After the Swiss National Bank abandoned its currency controls against the euro last week, the currency’s value boomed.
That’s great news for Swiss consumers who want to buy things from Europe, but bad news for Swiss manufacturers that want to sell things there. Polish mortgage-holders are also feeling the pain.
That’s because half of Poland’s mortgages are denominated in foreign currencies, and 80% of those foreign currency mortgages are denominated in Swiss Francs:
The government is ordering an investigation into the practises of the country’s banks, after the Swiss Franc’s boom last week made paying back a mortgage dramatically more expensive for hundreds of thousands of Poles.
This might seem odd from the outside, but getting hold of low-interest loans was easier for Poles borrowing in Swiss francs during the years in the run-up to the financial crisis. From early 2004 to 2008, the Polish zloty was appreciating against the Swiss Franc, too. So mortgages denominated in francs were effectively falling as Polish incomes (in zloty) became more valuable.

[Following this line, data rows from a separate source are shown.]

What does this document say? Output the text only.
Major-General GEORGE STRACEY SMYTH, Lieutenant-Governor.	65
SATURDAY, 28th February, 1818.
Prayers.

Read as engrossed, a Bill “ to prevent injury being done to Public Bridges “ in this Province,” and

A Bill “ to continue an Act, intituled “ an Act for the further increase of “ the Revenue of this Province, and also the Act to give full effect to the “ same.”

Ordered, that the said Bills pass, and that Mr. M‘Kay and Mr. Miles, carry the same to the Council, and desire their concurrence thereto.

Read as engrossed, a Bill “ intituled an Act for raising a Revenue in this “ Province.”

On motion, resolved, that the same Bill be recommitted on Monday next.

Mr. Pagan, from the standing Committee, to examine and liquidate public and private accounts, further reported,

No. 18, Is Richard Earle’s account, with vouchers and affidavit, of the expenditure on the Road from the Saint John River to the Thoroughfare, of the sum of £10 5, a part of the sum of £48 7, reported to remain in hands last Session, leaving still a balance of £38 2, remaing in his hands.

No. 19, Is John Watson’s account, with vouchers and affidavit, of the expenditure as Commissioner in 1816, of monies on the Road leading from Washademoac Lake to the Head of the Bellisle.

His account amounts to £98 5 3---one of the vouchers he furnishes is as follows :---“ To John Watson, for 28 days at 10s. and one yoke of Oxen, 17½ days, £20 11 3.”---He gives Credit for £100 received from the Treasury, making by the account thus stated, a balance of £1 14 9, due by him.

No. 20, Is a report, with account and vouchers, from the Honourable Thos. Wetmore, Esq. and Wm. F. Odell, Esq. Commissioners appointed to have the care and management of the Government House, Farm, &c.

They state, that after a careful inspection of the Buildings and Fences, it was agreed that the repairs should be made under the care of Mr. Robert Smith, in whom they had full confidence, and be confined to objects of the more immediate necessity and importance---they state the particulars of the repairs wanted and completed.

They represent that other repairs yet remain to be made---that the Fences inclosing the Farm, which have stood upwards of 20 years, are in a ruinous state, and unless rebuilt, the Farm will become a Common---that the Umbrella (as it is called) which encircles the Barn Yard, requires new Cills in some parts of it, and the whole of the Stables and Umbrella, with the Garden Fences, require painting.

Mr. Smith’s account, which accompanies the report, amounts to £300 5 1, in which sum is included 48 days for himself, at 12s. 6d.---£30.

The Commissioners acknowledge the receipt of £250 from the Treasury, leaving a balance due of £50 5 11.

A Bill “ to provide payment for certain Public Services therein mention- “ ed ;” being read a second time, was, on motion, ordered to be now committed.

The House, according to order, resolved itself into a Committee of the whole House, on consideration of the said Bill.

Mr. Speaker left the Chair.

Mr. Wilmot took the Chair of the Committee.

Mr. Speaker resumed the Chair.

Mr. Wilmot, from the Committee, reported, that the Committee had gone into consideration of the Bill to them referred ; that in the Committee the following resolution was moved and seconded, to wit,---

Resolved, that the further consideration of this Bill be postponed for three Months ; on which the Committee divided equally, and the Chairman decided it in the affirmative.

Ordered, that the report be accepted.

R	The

That all turned around pretty quickly as the financial crisis hit, and got particularly bad in 2011. As a safe-haven currency, the franc climbed in value rapidly, and people with franc-denominated loans effectively saw their mortgages grow. It was particularly bad in 2011, just before the Swiss National Bank pegged its currency against the euro.
The Swiss National Bank’s rate cut (it slashed Switzerland’s main policy rate to -0.75%) should help to protect Polish borrowers with Swiss franc mortgages in terms of their monthly payments, but the total size of the mortgages just swelled considerably.